Early in July, Washington, with his troops, marching from Winchester, reached Fort Cumberland. Two of his companies he dressed in Indian costume. To Colonel Bouquet he wrote:

“My men are bare of regimental clothing, and I have no prospect of supply. So far from regretting this want, during the present campaign, if I were left to pursue my own inclinations, I would not only order the men to adopt the Indian dress, but cause the officers to do it also, and be the first to set the example myself. Nothing but the uncertainty of obtaining the general approbation causes me to hesitate a moment to leave my regimentals in this place, and proceed as light as any Indian in the woods. It is an unbecoming dress, I own; but convenience rather than show, I think, should be consulted.”

Notwithstanding the earnest remonstrances of Washington, it was decided to cross the mountains by a new route. With immense labor, a road had been cut for the passage of wagons and artillery, along which Braddock’s army had passed. Slight repairs would put this road in good condition. Washington presented an accurate estimate, showing that the whole army could be at Fort Duquesne in thirty-four days, with a supply of provisions remaining on hand for eighty-seven days. But Colonel Bouquet was firm in his resolution to open a new route, from Raystown, through Pennsylvania. Washington, after an interview with Bouquet, wrote, on the 2d of August, to a friend, Major Halket:

“I have just returned from a conference with Colonel Bouquet. I find him fixed—I think I may say unalterably fixed—to lead you a new way to the Ohio, through a road every inch of which is to be cut, at this advanced season, when we have scarce time to tread the beaten track, universally confessed to be the best passage through the mountains. If Colonel Bouquet succeeds in this point, all is lost—all is lost indeed. Our enterprise will be ruined, and we shall be stopped at the Laurel Hill this winter; the southern Indians will turn against us, and these colonies will be desolated by such an accession to the enemy’s strength. These must be the consequences of a miscarriage; and a miscarriage is almost the necessary consequence of an attempt to march the army by this new route.”

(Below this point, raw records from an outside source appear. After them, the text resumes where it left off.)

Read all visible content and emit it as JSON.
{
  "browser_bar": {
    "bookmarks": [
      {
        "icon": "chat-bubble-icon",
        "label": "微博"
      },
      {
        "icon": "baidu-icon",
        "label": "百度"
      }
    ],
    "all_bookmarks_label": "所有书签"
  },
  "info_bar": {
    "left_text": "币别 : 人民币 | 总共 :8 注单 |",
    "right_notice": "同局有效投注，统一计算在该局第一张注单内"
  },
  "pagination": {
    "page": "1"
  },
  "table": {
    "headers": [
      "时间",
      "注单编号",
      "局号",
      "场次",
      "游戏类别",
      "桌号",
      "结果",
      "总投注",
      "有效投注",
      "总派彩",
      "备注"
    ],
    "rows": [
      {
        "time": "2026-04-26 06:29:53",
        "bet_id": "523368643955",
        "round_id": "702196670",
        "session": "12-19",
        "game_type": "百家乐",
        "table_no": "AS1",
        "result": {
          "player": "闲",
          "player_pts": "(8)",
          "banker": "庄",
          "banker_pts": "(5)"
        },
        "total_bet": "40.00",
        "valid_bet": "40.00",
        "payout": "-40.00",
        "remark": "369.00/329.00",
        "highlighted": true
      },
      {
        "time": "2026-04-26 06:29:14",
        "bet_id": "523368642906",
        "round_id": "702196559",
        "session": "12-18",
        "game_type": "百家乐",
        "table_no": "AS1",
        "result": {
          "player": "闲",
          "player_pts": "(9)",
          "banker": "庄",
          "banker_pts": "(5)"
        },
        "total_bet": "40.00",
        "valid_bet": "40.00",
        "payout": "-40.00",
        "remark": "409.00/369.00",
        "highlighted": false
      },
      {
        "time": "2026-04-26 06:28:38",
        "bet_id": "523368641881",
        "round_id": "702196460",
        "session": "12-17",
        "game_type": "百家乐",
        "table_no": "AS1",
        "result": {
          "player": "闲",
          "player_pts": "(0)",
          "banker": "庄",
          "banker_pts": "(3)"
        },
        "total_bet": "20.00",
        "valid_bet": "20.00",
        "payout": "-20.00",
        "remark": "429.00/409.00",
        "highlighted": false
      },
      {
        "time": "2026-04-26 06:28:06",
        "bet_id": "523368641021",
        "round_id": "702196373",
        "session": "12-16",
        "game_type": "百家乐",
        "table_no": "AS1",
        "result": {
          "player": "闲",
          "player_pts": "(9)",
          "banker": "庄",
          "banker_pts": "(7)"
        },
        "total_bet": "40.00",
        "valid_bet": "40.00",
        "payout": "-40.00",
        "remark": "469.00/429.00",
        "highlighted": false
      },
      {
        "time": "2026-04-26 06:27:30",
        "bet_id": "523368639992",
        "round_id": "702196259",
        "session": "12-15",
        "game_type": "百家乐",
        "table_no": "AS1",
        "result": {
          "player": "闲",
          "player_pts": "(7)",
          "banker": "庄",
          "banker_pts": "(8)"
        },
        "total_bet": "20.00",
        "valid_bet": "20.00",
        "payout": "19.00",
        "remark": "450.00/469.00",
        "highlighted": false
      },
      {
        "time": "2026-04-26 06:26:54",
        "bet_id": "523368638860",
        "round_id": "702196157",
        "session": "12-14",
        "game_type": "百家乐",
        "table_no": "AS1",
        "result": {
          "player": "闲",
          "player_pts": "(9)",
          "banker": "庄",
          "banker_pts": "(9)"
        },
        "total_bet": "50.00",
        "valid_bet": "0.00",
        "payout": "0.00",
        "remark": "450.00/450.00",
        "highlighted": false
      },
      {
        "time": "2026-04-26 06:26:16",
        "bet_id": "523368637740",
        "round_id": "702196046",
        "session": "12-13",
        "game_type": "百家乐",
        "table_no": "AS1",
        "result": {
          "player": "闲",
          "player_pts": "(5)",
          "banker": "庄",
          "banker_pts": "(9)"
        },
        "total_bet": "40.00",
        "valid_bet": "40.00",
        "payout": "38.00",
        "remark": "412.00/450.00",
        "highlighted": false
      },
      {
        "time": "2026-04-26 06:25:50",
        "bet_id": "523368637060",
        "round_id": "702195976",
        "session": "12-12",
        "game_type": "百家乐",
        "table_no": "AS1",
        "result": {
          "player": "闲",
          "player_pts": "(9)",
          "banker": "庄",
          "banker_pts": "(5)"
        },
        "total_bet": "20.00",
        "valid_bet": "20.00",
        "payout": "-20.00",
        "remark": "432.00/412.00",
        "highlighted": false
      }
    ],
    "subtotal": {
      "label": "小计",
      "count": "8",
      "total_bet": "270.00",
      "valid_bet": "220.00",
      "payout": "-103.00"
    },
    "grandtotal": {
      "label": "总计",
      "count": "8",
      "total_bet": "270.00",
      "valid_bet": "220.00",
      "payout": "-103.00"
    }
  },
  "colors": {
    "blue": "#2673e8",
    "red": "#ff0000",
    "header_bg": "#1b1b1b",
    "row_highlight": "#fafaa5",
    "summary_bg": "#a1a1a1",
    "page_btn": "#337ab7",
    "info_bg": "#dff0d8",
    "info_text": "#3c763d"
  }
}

Quite a large band of Indians were engaged as allies of the English on this expedition. They were led by a very intelligent and distinguished chief, called Scarvoyadi. There were several tribes who recognized his chieftainship. They had kept aloof, for some time, from military alliance with either party. At length, with some hesitancy, they joined the English. Washington considered the aid of these bold warriors as of the utmost importance. He knew that they were proud, and would quickly discern and keenly feel any insult. He therefore urged that they should be treated with consideration, and that they should be consulted on important questions.

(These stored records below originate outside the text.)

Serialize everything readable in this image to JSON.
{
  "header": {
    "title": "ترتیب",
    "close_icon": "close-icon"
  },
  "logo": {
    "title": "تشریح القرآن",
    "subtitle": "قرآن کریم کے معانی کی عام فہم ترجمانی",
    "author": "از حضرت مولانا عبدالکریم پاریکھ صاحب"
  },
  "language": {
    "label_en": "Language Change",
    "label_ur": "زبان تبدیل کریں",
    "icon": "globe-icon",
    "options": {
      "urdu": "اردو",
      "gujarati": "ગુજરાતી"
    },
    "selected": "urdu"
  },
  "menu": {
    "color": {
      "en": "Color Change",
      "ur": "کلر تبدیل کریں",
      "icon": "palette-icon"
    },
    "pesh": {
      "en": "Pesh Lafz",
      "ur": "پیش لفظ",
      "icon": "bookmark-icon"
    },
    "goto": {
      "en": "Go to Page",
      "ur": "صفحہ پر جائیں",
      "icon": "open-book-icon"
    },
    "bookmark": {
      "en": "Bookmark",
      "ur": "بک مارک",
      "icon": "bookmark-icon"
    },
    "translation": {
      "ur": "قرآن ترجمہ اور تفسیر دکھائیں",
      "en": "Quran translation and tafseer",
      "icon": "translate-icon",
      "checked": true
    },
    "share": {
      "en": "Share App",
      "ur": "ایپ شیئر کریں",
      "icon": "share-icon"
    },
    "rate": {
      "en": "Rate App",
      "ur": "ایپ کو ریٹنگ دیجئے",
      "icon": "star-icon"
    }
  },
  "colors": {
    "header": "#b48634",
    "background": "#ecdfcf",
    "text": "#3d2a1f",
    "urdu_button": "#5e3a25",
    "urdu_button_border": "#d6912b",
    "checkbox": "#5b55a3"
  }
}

But the British officers had but very little respect for ignorant savages. Many of the warriors, disgusted with the long delay, deliberately shouldered their muskets and marched back through the wilderness to their homes. They were ready at once to respond to the invitations of the French, who ever treated them as equals. Scarvoyadi, who still personally adhered to the English, wrote to the Governor and Council of Pennsylvania, in reference to the defeat of Braddock, as follows:

“As to the defeat at the Monongahela, it was owing to the pride and ignorance of that great general who came from England. He is now dead. But he was a bad man when he was alive. He looked upon us as dogs. He would never hear anything we said to him. We often endeavored to advise him, and tell him of the danger he was in. But he never appeared pleased with us. That was the reason why a great many of our warriors left him.”[47]

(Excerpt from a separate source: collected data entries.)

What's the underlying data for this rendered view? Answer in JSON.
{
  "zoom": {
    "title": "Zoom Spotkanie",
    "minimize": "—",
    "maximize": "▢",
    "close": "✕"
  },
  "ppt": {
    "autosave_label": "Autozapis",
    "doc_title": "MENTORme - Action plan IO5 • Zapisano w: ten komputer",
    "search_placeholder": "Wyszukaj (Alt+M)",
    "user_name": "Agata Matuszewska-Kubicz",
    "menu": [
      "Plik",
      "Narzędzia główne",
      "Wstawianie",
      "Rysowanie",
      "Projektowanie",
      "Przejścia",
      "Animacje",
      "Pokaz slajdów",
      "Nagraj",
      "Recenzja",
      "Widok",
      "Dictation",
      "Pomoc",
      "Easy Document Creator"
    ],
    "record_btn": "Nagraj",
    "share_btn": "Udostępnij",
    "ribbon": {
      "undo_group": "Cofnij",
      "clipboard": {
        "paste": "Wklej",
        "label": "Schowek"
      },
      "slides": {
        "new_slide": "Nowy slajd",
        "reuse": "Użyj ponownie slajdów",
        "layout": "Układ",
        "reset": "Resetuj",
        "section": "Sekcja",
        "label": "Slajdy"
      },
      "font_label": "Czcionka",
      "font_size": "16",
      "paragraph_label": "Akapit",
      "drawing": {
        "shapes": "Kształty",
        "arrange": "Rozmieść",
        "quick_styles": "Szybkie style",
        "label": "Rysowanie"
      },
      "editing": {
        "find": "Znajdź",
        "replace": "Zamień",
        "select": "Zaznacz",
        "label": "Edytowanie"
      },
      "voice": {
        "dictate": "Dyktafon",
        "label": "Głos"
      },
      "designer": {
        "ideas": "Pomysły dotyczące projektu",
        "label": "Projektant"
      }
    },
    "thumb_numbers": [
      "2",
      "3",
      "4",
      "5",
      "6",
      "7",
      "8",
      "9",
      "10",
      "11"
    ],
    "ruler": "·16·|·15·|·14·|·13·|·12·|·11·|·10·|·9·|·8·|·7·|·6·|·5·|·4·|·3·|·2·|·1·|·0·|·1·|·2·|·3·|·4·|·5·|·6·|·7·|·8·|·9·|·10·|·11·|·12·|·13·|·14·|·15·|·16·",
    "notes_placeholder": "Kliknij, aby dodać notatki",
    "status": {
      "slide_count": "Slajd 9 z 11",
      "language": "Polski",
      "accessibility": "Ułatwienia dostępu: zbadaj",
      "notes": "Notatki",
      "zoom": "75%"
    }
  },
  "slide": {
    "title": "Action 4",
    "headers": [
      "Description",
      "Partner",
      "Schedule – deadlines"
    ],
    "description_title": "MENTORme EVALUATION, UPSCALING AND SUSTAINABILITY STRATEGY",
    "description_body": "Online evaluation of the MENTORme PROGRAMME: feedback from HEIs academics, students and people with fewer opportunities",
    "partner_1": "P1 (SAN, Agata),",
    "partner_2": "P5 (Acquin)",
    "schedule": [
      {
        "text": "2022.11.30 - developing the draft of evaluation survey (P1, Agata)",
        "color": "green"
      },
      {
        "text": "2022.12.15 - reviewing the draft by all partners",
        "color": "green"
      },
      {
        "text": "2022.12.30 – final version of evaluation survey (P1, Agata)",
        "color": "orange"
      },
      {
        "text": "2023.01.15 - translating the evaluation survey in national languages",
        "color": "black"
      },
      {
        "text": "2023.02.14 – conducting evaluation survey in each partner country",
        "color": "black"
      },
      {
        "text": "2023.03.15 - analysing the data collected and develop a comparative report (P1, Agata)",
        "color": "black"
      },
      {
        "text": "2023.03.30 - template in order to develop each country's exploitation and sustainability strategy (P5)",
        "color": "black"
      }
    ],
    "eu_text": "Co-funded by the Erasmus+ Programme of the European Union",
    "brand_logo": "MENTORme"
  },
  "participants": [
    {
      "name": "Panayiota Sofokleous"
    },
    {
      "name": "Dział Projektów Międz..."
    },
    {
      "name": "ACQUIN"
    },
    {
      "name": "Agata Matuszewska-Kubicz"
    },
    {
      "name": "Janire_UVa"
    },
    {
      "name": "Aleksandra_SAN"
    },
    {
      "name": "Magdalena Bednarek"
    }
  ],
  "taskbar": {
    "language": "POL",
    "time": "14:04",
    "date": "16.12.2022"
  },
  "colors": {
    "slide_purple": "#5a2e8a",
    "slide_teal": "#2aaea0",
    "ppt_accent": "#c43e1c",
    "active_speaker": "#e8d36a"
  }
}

We have no space here to allude to the great and successful campaign in the north, against Canada, with which Washington had no connection. But operations went on very slowly on the frontiers of Virginia. General Forbes, who was commander-in-chief, was long detained in Philadelphia. Colonel Bouquet, who was to command the advance, assembled his corps of British regulars at Raystown, in the heart of Pennsylvania. There were about three thousand five hundred American troops, Provincials, as they were called, at other appointed places of rendezvous.

Washington summoned his two regiments of Virginia troops to meet at Winchester. They numbered about nineteen hundred men. There were also about seven hundred friendly Indians, who came into his camp, lured by the high reputation of Washington and the prospect of the plunder of Fort Duquesne.

But when the American young men, from their scattered farm-houses in the wilderness, some of them distant two hundred miles, arrived at the rendezvous, they found themselves destitute of everything needful for so momentous a campaign. They were in want of horses, arms, ammunition, tents, field equipage, and almost everything else essential to the enterprise.